Les bénéfices apportés par les consultants incluent des exemples de bonnes pratiques, modèles d’innovation, compétences de gestion de projets, indépendance et une perspective extérieure qui sont assez forts pour confronter les autorités locales à des vérités parfois non désirées. Un bénéfice clé est leur transfert de savoir-faire et des outils de gestion ainsi que de prévision et de planification de trafic. Si jamais la contribution des consultants est décevante, ceci est imputé aux problèmes tels que mauvaise collecte de données, méthodologies impertinentes, engagement limité, mauvais connaissances de caractéristiques locales, barrière linguistique, or arrogance.

Mais il est aussi vrai que l'expertise étrangère contribue à l'évolution des approches des autorités vietnamiennes en matière de gestion des transports et des déplacements. De tout nouveaux concepts comme transport collectif en site propre, mesures restrictives d'usage de véhicules individuels motorisés ou concession sont récemment entrés dans les approches ou au moins la réflexion locales. Les apports de consultants internationaux au Viêt-nam en savoir-faire et expériences ne sont parfois pas des solutions technologiques grandioses mais celles simples, efficaces et peu coûteuses comme la création d'un logiciel simple pour saisir et collecter les données sur les activités quotidiennes de bus qui sert d'outil d'aide à la décision dans le développement et la gestion de transport collectif.
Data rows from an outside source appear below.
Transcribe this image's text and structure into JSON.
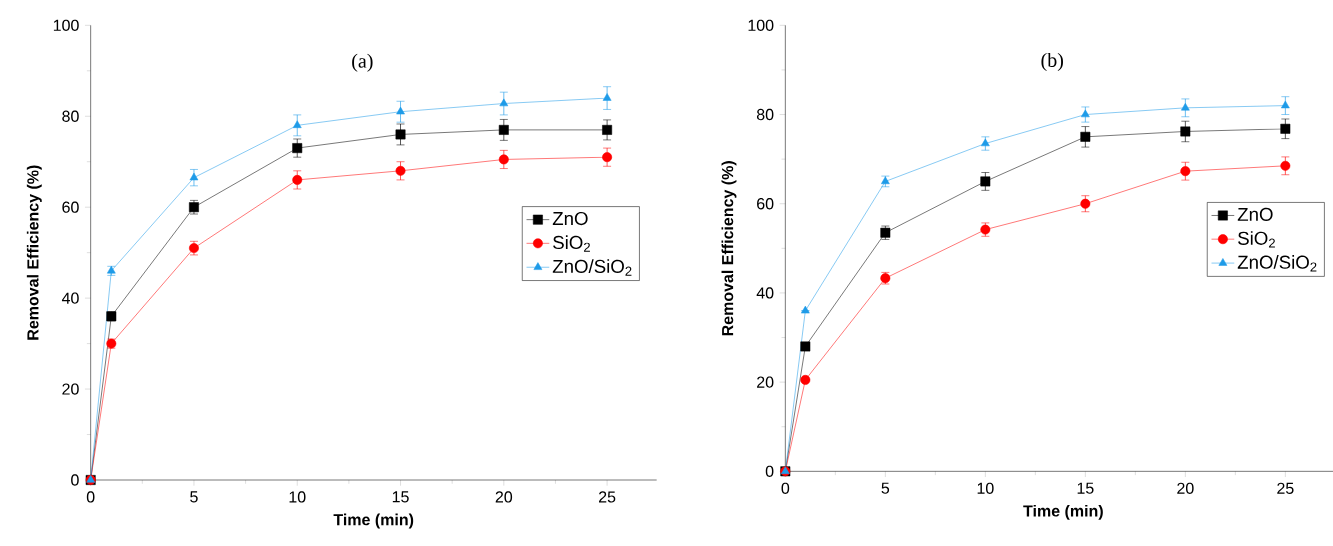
{
  "chart_data": [
    {
      "type": "line",
      "title": "(a)",
      "xlabel": "Time (min)",
      "ylabel": "Removal Efficiency (%)",
      "x": [
        0,
        1,
        5,
        10,
        15,
        20,
        25
      ],
      "xlim": [
        0,
        27.4
      ],
      "xticks": [
        0,
        5,
        10,
        15,
        20,
        25
      ],
      "ylim": [
        0,
        100
      ],
      "yticks": [
        0,
        20,
        40,
        60,
        80,
        100
      ],
      "legend": "right",
      "grid": false,
      "line_style": "solid",
      "series": [
        {
          "name": "ZnO",
          "color": "#000000",
          "marker": "square",
          "values": [
            0,
            36,
            60,
            73,
            76,
            77,
            77
          ],
          "errors": [
            null,
            1,
            1.5,
            2,
            2.3,
            2.3,
            2.2
          ]
        },
        {
          "name": "SiO$_{2}$",
          "color": "#ff0000",
          "marker": "circle",
          "values": [
            0,
            30,
            51,
            66,
            68,
            70.5,
            71
          ],
          "errors": [
            null,
            1,
            1.5,
            2,
            2,
            2,
            2
          ]
        },
        {
          "name": "ZnO/SiO$_{2}$",
          "color": "#1e9be8",
          "marker": "triangle",
          "values": [
            0,
            46,
            66.5,
            78,
            81,
            82.8,
            84
          ],
          "errors": [
            null,
            1,
            1.8,
            2.3,
            2.3,
            2.5,
            2.5
          ]
        }
      ]
    },
    {
      "type": "line",
      "title": "(b)",
      "xlabel": "Time (min)",
      "ylabel": "Removal Efficiency (%)",
      "x": [
        0,
        1,
        5,
        10,
        15,
        20,
        25
      ],
      "xlim": [
        0,
        27.8
      ],
      "xticks": [
        0,
        5,
        10,
        15,
        20,
        25
      ],
      "ylim": [
        0,
        100
      ],
      "yticks": [
        0,
        20,
        40,
        60,
        80,
        100
      ],
      "legend": "right",
      "grid": false,
      "line_style": "solid",
      "series": [
        {
          "name": "ZnO",
          "color": "#000000",
          "marker": "square",
          "values": [
            0,
            28,
            53.5,
            65,
            75,
            76.2,
            76.8
          ],
          "errors": [
            null,
            null,
            1.5,
            2,
            2.3,
            2.3,
            2.2
          ]
        },
        {
          "name": "SiO$_{2}$",
          "color": "#ff0000",
          "marker": "circle",
          "values": [
            0,
            20.5,
            43.3,
            54.2,
            60,
            67.3,
            68.5
          ],
          "errors": [
            null,
            null,
            1.3,
            1.5,
            1.8,
            2,
            2
          ]
        },
        {
          "name": "ZnO/SiO$_{2}$",
          "color": "#1e9be8",
          "marker": "triangle",
          "values": [
            0,
            36,
            65,
            73.5,
            80,
            81.5,
            82
          ],
          "errors": [
            null,
            null,
            1.2,
            1.5,
            1.7,
            2,
            2
          ]
        }
      ]
    }
  ]
}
Jusqu'ici on a vu que quasiment tous les consultants ont recommandé le développement de transport public et le découragement d'usage du transport individuel motorisé. Le développement du transport collectif consiste à court et moyen terme à investir dans le bus et faciliter la participation des opérateurs privés. Mais les consultants insistent beaucoup sur la restriction de l'usage du transport individuel motorisé. Cela a un double objectif : le report des usagers de modes individuels vers les modes collectifs et génération de ressources pour financer en partie le transport collectif. On va aborder cet aspect important de la restriction d'usage de transport individuel motorisé dans le prochain chapitre.